First, download and install the packages. You’re going to need a new verison of glib plus the package for Kiba-Dock. Here’s where you get the packages.

http://software.opensuse.org/download/Compiz-Quinn/SUSE_Linux_10.1/i586/

You need the following packages:

glib2-2.12.0-4.1.i586.rpm
glib2-devel-2.12.0-4.1.i586.rpm
kiba-dock-060818-2.1.i586.rpm

Once you install these, you have to configure it (this is where I got confused from the instructions on the Cool-Solution).

Find the .desktop shortcut files of the programs you want to add to the dock. I copied mine from a couple locations into the ~/.kiba-dock folder in my homedir; the /opt/gnome/share/applications folder, and I also copied some of the links from my Novell start menu onto my desktop and then just moved them into the kiba-dock folder as well.

Once these are all in the same place, issue the following commands for “each” icon you want on the toolbar:

/opt/gnome/bin/gconftool-2 –set /apps/kiba/launchers/14/file –type string /home/a447459/.kiba-dock/seamonkey.desktop

then

/opt/gnome/bin/gconftool-2 –apply-schema /schemas/apps/kiba/launchers/file /apps/kiba/launchers/14/file

The 14 in both commands represent the 15th icon I added to the bar… so I started with 0 and incremented up one number for each new application… issuing each command once for each application I added to the dock.

Once you’re done, create a shortcut and add it to your startup folder (~/.config/autostart). The name of the application is /usr/bin/dock. That’s it… I have attached a couple screenshots so you can get an idea of what it looks like here and here.

Political Computing Statement

September 3rd, 2006

This was on the main page here at Labyrinth… I moved it off when I rewrote it but thought it was important enough to save.

I am running this site off my own server these days. Sysadmin stuff is kind of cool, and I am always into learning something new. It amazes me how many people have no clue what they’re doing tho, when it comes to anything technical. I have people beating on my webserver all the time, infected with code-red, even though this was 4 years ago. PATCH YOUR DANG MACHINES PEOPLE!!! It is getting old.

I read the other day about how there’s over a million zombie machines out there now, all because people who have no business owning computers, have them, and a company named Microsoft has sold every one of them a drug called Windows. This drug makes people feel good while they use the Internet but makes them give up their financial, personal, and other confidential information in exchange for that “good surfing experience”.
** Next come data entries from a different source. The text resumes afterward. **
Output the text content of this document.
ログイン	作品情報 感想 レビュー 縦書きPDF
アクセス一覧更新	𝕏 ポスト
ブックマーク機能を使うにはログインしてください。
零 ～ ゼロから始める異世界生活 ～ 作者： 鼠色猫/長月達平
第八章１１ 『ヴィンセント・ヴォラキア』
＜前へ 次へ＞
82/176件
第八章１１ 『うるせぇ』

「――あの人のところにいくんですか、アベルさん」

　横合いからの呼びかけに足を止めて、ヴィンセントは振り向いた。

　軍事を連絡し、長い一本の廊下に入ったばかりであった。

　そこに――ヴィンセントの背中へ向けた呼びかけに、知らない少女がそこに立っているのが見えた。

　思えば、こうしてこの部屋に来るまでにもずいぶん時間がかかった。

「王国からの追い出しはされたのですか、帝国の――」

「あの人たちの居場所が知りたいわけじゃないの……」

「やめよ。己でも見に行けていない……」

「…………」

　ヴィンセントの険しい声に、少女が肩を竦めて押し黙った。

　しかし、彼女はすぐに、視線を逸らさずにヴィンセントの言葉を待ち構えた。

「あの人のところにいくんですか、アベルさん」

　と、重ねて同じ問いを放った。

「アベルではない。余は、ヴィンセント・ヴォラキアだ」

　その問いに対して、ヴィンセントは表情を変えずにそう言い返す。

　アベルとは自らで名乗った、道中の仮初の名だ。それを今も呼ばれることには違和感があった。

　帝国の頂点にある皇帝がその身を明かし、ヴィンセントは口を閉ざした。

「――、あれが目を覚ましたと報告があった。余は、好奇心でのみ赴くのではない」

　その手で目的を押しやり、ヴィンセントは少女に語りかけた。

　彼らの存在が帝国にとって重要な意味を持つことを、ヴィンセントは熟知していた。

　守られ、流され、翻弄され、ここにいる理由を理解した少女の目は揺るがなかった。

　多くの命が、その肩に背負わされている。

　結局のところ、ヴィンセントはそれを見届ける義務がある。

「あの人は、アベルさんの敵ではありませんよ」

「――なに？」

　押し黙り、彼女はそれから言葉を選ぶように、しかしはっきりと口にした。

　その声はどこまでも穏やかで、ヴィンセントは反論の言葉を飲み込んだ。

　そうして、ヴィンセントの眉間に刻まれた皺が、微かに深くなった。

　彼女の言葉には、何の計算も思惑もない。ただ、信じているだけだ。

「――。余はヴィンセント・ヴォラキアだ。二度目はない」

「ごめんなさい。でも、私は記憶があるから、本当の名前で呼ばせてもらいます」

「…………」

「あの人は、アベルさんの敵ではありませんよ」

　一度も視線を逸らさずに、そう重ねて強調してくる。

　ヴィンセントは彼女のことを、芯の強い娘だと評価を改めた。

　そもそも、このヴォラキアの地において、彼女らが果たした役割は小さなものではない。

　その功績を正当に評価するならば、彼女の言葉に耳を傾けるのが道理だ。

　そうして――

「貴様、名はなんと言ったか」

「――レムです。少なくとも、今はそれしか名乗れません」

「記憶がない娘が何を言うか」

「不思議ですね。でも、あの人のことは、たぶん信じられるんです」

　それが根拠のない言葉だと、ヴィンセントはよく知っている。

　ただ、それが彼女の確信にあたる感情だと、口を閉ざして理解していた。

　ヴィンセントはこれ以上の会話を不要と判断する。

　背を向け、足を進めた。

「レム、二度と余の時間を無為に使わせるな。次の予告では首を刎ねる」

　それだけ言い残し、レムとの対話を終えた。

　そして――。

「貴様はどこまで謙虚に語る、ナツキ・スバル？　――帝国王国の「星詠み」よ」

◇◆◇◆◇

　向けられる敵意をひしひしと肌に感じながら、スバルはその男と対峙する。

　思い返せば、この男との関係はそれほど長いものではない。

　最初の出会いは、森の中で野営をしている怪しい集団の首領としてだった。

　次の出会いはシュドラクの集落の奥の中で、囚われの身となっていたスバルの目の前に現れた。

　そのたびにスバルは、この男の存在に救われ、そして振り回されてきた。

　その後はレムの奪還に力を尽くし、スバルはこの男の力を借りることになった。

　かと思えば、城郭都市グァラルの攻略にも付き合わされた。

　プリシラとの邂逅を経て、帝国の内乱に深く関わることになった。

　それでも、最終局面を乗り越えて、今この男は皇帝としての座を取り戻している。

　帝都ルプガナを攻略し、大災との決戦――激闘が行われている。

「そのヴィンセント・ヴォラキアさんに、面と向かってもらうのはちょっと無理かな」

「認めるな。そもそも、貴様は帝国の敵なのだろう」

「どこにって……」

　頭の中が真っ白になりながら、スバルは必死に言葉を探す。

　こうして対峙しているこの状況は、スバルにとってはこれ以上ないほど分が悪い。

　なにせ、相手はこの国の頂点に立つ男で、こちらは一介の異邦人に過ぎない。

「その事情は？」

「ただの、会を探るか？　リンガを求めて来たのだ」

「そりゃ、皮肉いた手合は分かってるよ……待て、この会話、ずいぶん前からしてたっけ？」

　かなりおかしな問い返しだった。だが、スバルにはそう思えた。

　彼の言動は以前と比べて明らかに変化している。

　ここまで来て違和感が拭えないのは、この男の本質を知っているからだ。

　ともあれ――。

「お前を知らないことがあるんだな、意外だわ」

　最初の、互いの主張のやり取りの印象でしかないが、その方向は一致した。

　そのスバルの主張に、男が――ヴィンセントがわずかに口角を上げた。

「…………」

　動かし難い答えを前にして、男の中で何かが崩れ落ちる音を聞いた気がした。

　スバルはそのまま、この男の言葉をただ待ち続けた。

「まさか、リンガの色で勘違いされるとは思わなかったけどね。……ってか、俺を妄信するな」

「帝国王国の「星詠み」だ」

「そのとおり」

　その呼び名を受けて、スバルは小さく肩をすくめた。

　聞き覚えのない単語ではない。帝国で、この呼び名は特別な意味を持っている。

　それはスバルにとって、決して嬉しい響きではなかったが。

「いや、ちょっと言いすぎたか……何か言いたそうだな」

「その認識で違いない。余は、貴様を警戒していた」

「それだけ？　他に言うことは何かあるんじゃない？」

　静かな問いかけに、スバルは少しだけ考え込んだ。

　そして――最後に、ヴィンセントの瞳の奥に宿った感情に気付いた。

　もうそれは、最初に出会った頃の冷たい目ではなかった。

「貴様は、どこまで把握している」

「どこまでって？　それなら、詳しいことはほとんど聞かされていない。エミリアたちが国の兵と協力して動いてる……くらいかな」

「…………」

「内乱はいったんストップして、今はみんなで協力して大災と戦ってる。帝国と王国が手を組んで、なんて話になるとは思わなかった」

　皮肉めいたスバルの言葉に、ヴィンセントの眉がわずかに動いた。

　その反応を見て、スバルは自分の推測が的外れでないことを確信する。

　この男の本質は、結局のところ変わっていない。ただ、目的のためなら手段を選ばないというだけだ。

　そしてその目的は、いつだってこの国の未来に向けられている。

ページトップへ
The funniest part of the whole thing is that Microsoft has gone through the effort of snowballing a bunch of really big companies into using their drug too. So, now when you use these company’s websites, your information is shared with all sorts of people you have no intention of giving it to. Isn’t that just great?

The worst part here is that the PC hardware manufacturers have been controlled by Microsoft for so long they don’t develop for anything else. So, chances are, if you’re an average joe trying to use the Internet, you’re not going to bother loading anything other than Windows (such as Linux) because he’s not going to be able to figure out all the little tricks to get something else working.

If you haven’t figured it out yet people, there is a monopoly here, and we’re the victims. Write your representatives, take a stand, make some noise, choose not to be a victim, and break the monopoly! If enough of us make noise about this, something will happen!